At the end of the concert, Daisy and Alec, along with the greater part of the audience, hummed bits of the symphony as they emerged into the rain-gleaming night. Daisy’s head was too full of music to think of anything else. Alec had to open the windscreen and concentrate on peering into the darkness between lamp-posts all the way to Chelsea.
Sheltering under his umbrella, they stopped on the front step for a good-night kiss, then Daisy felt in her handbag for her key.
“That reminds me,” she said.
“Not again!”
“Oh well, I expect you already know,” Daisy said airily, sticking the key in the lock.
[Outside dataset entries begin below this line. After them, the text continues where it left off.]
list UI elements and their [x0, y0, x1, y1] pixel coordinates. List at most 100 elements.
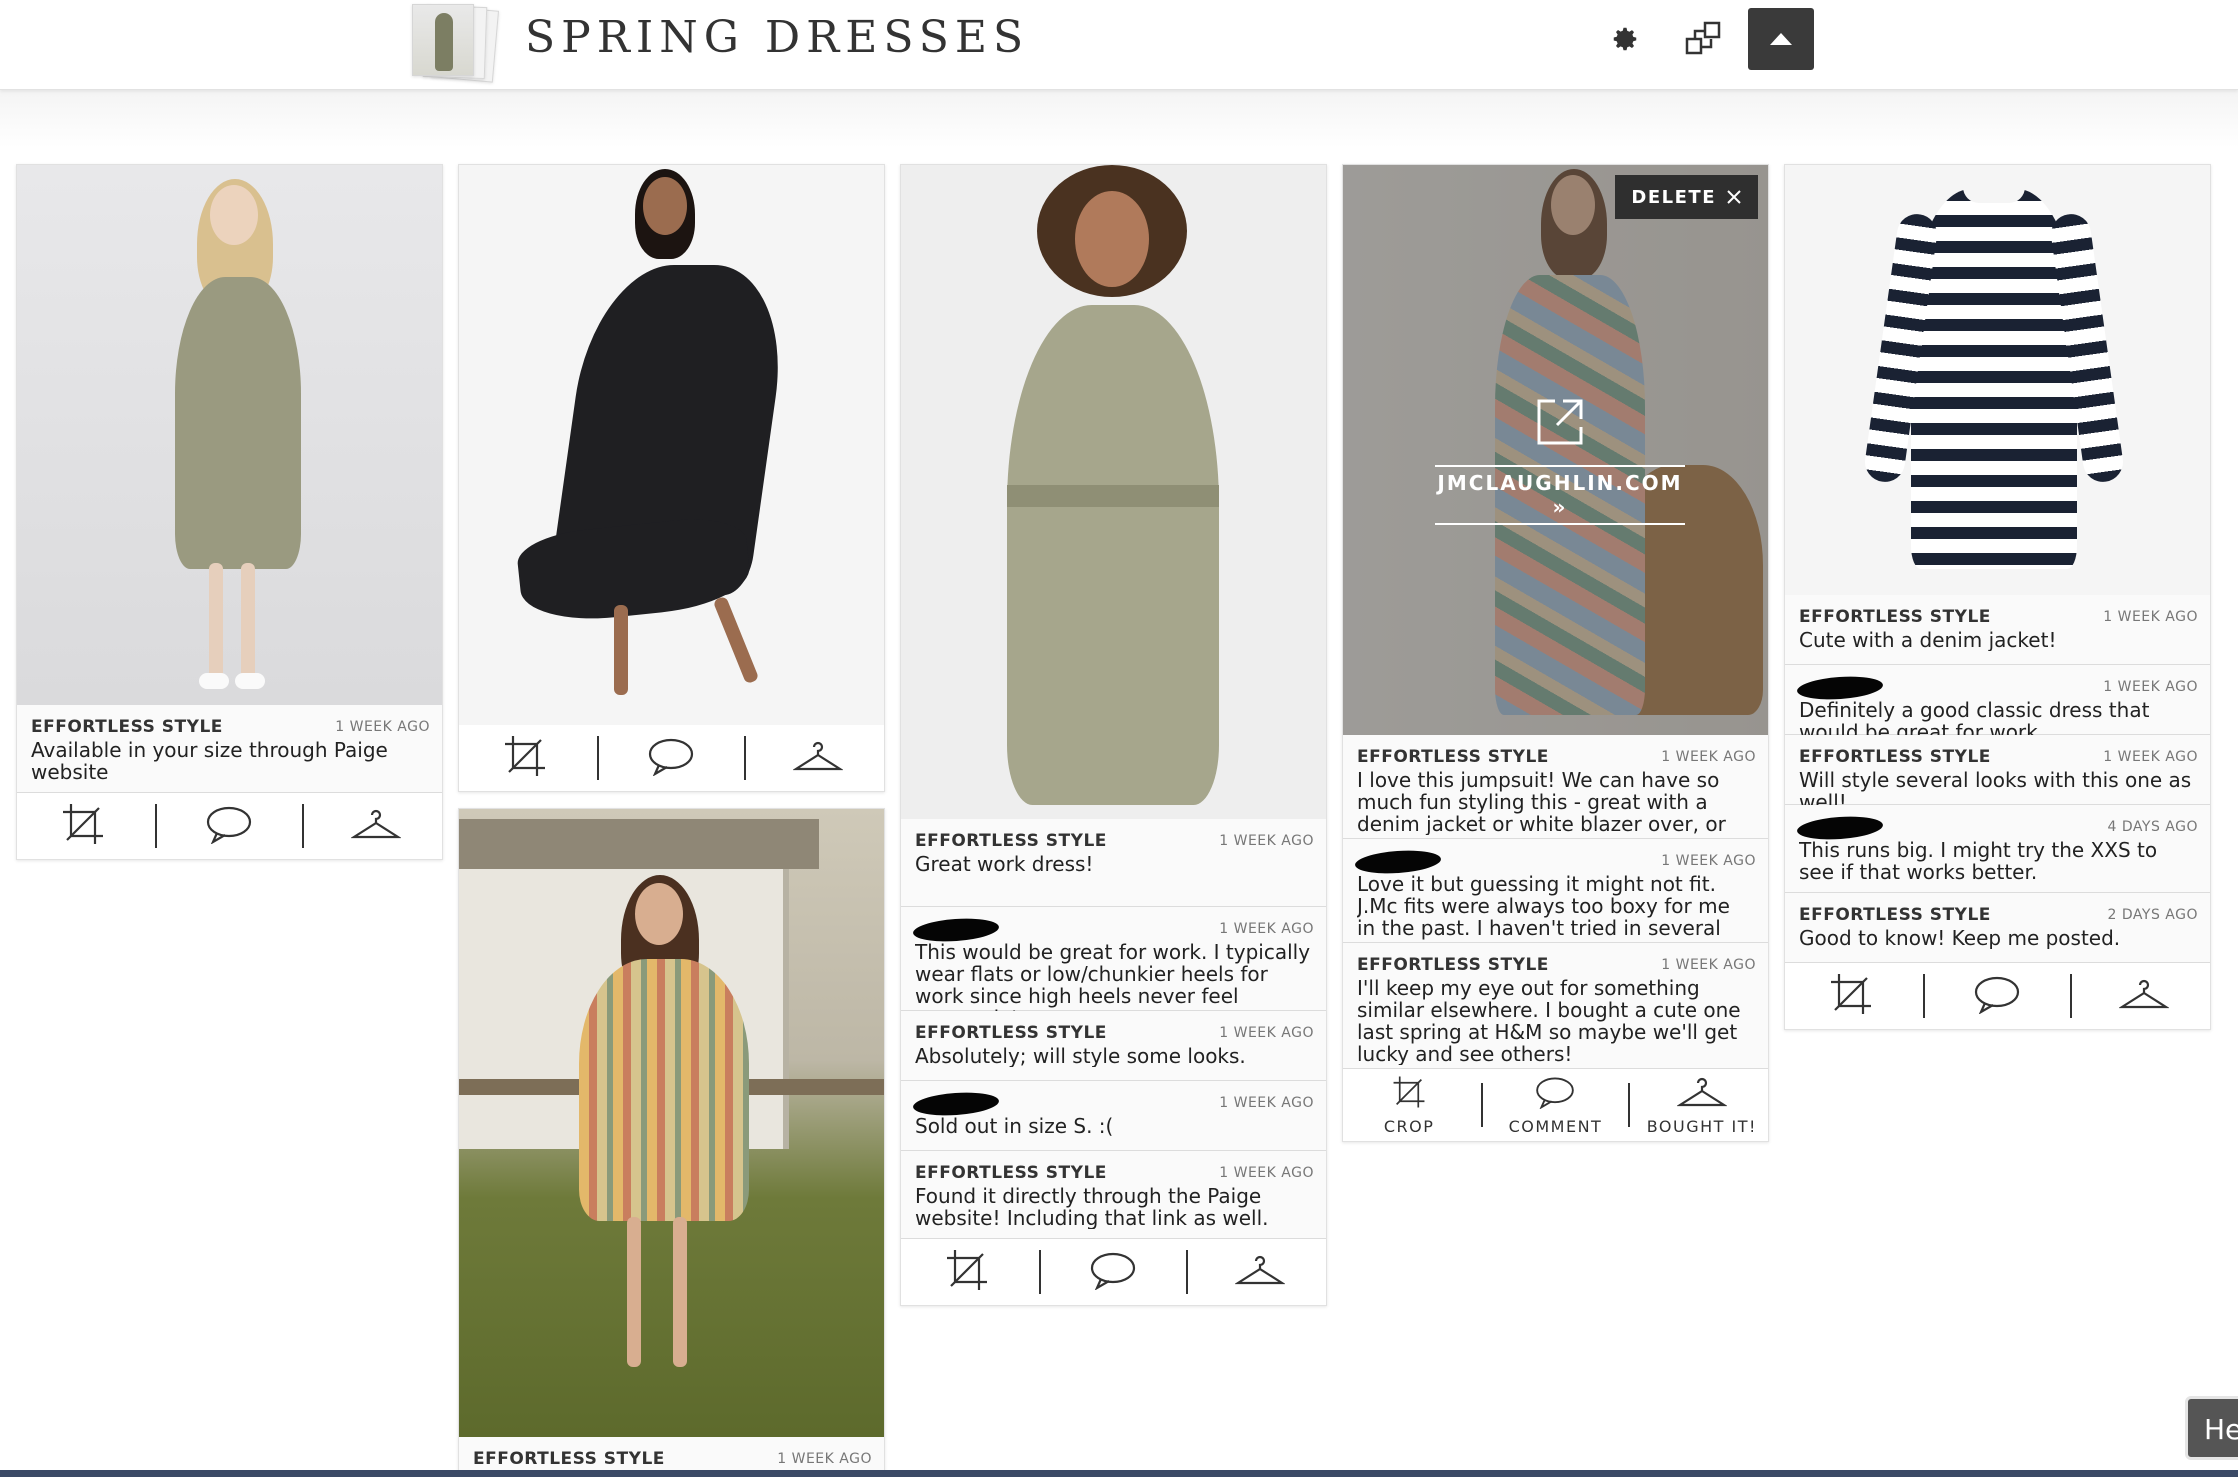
- hanger-icon: [2118, 977, 2170, 1015]
- comment-icon: [1973, 974, 2021, 1018]
- comment-timestamp: 1 WEEK AGO: [2103, 749, 2198, 765]
- action-divider: [1185, 1250, 1188, 1294]
- close-icon: [1727, 190, 1741, 204]
- comment-button[interactable]: [169, 804, 289, 848]
- window-bottom-edge: [0, 1470, 2238, 1477]
- comment-text: I'll keep my eye out for something simil…: [1357, 977, 1741, 1065]
- crop-button[interactable]: [23, 802, 143, 850]
- redacted-avatar: [1354, 848, 1442, 876]
- delete-pin-button[interactable]: DELETE: [1615, 175, 1758, 219]
- comment-icon: [1089, 1250, 1137, 1294]
- product-photo[interactable]: [459, 165, 884, 725]
- comment-timestamp: 1 WEEK AGO: [1219, 1095, 1314, 1111]
- hanger-icon: [1676, 1075, 1728, 1113]
- comment-timestamp: 1 WEEK AGO: [1661, 853, 1756, 869]
- collapse-header-button[interactable]: [1748, 8, 1814, 70]
- board-cover-thumbnail[interactable]: [408, 4, 508, 83]
- comment: EFFORTLESS STYLE 1 WEEK AGO Found it direc…: [901, 1151, 1326, 1239]
- bought-it-button[interactable]: [316, 807, 436, 845]
- pin-action-bar: [17, 793, 442, 859]
- redacted-avatar: [1796, 674, 1884, 702]
- comment: 1 WEEK AGO Definitely a good classic dres…: [1785, 665, 2210, 735]
- crop-button[interactable]: [907, 1248, 1027, 1296]
- product-photo[interactable]: [1785, 165, 2210, 595]
- pin-action-bar: [901, 1239, 1326, 1305]
- comment-button[interactable]: COMMENT: [1495, 1075, 1615, 1136]
- comment-timestamp: 1 WEEK AGO: [1219, 833, 1314, 849]
- hanger-icon: [1234, 1253, 1286, 1291]
- product-photo[interactable]: [17, 165, 442, 705]
- action-divider: [597, 736, 600, 780]
- action-divider: [1039, 1250, 1042, 1294]
- comment-timestamp: 4 DAYS AGO: [2107, 819, 2198, 835]
- crop-icon: [1387, 1075, 1431, 1113]
- pin-card-olive-belted-dress[interactable]: EFFORTLESS STYLE 1 WEEK AGO Great work dre…: [900, 164, 1327, 1306]
- external-link[interactable]: JMCLAUGHLIN.COM »: [1435, 395, 1685, 525]
- comment-button-label: COMMENT: [1508, 1116, 1603, 1136]
- bought-it-button[interactable]: [758, 739, 878, 777]
- hanger-icon: [350, 807, 402, 845]
- comment-timestamp: 1 WEEK AGO: [1661, 957, 1756, 973]
- action-divider: [155, 804, 158, 848]
- redacted-avatar: [1796, 814, 1884, 842]
- comment: 1 WEEK AGO This would be great for work. …: [901, 907, 1326, 1011]
- crop-button[interactable]: CROP: [1349, 1075, 1469, 1136]
- comment-timestamp: 1 WEEK AGO: [1219, 1025, 1314, 1041]
- comment-button[interactable]: [1937, 974, 2057, 1018]
- pin-card-floral-jumpsuit[interactable]: DELETE JMCLAUGHLIN.COM » EFFORTLESS STYL…: [1342, 164, 1769, 1142]
- comment-timestamp: 1 WEEK AGO: [2103, 609, 2198, 625]
- action-divider: [1481, 1083, 1484, 1127]
- pin-card-striped-tshirt-dress[interactable]: EFFORTLESS STYLE 1 WEEK AGO Cute with a de…: [1784, 164, 2211, 1030]
- comment-text: Great work dress!: [915, 853, 1094, 875]
- pin-action-bar: CROP COMMENT BOUGHT IT!: [1343, 1069, 1768, 1141]
- crop-icon: [61, 802, 105, 850]
- comment-button[interactable]: [611, 736, 731, 780]
- product-photo[interactable]: [901, 165, 1326, 819]
- pin-card-black-midi-dress[interactable]: [458, 164, 885, 792]
- bought-it-button[interactable]: [2084, 977, 2204, 1015]
- comment-text: Sold out in size S. :(: [915, 1115, 1114, 1137]
- comment: EFFORTLESS STYLE 1 WEEK AGO Absolutely; wi…: [901, 1011, 1326, 1081]
- pin-card-striped-boho-dress[interactable]: EFFORTLESS STYLE 1 WEEK AGO: [458, 808, 885, 1476]
- comment-timestamp: 2 DAYS AGO: [2107, 907, 2198, 923]
- help-button[interactable]: He: [2185, 1396, 2238, 1460]
- bought-it-button[interactable]: [1200, 1253, 1320, 1291]
- action-divider: [301, 804, 304, 848]
- pin-action-bar: [1785, 963, 2210, 1029]
- comment: EFFORTLESS STYLE 1 WEEK AGO Will style sev…: [1785, 735, 2210, 805]
- comment-text: Absolutely; will style some looks.: [915, 1045, 1246, 1067]
- link-domain: JMCLAUGHLIN.COM »: [1435, 465, 1685, 525]
- comment: EFFORTLESS STYLE 1 WEEK AGO Great work dre…: [901, 819, 1326, 907]
- comment-timestamp: 1 WEEK AGO: [1219, 1165, 1314, 1181]
- comment-text: This would be great for work. I typicall…: [915, 941, 1311, 1011]
- comment-text: I love this jumpsuit! We can have so muc…: [1357, 769, 1726, 835]
- top-bar: SPRING DRESSES: [0, 0, 2238, 90]
- product-photo[interactable]: DELETE JMCLAUGHLIN.COM »: [1343, 165, 1768, 735]
- comment-text: Available in your size through Paige web…: [31, 739, 388, 783]
- crop-button-label: CROP: [1383, 1116, 1435, 1136]
- comment-text: Love it but guessing it might not fit. J…: [1357, 873, 1730, 943]
- comment: EFFORTLESS STYLE 1 WEEK AGO I love this ju…: [1343, 735, 1768, 839]
- redacted-avatar: [912, 1090, 1000, 1118]
- crop-button[interactable]: [1791, 972, 1911, 1020]
- share-board-button[interactable]: [1670, 8, 1736, 70]
- settings-button[interactable]: [1592, 8, 1658, 70]
- bought-it-button[interactable]: BOUGHT IT!: [1642, 1075, 1762, 1136]
- crop-button[interactable]: [465, 734, 585, 782]
- comment-text: This runs big. I might try the XXS to se…: [1799, 839, 2158, 883]
- product-photo[interactable]: [459, 809, 884, 1437]
- pin-card-khaki-shirt-dress[interactable]: EFFORTLESS STYLE 1 WEEK AGO Available in y…: [16, 164, 443, 860]
- comment-text: Definitely a good classic dress that wou…: [1799, 699, 2150, 735]
- comment-text: Good to know! Keep me posted.: [1799, 927, 2121, 949]
- action-divider: [743, 736, 746, 780]
- comment: EFFORTLESS STYLE 1 WEEK AGO I'll keep my e…: [1343, 943, 1768, 1069]
- collapse-up-icon: [1770, 33, 1792, 45]
- comment-timestamp: 1 WEEK AGO: [1661, 749, 1756, 765]
- bought-it-button-label: BOUGHT IT!: [1646, 1116, 1757, 1136]
- comment-timestamp: 1 WEEK AGO: [1219, 921, 1314, 937]
- comment-text: Will style several looks with this one a…: [1799, 769, 2192, 805]
- comment-button[interactable]: [1053, 1250, 1173, 1294]
- comment-icon: [647, 736, 695, 780]
- comment-text: Found it directly through the Paige webs…: [915, 1185, 1269, 1229]
- toolbar-shadow-strip: [0, 90, 2238, 148]
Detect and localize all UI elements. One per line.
“I didn’t know about Westcott. Tell me.”
“Right-oh, darling. The museum locks match—not all ofthem, but, for instance, Dr. Smith Woodward’s key opens Dr. Pettigrew’s office.”
“Yes, typical of government institutions. What’s more, apart from the museum police, Pettigrew had the only key to the iron gate, which he may well have left in his office while he was away.”
“And Dr. Smith Woodward is constantly losing his keys.”
“He is? Now that I didn’t know,” Alec said thoughtfully. “So much the more likely that it’s a museum staff member who burgled the mineral gallery, and of course a constable who recognized him wouldn’t report it.”
“Not when no hue and cry was raised until after he left,” Daisy agreed. “Still, there’s not much chance Westcott did see him.”
“Not much chance, but some. I’ll run Westcott to earth first thing in the morning. Thank you, love. You have saved me from sitting around waiting for a purchasing jeweller to turn up, or for the thief to go looking for one.”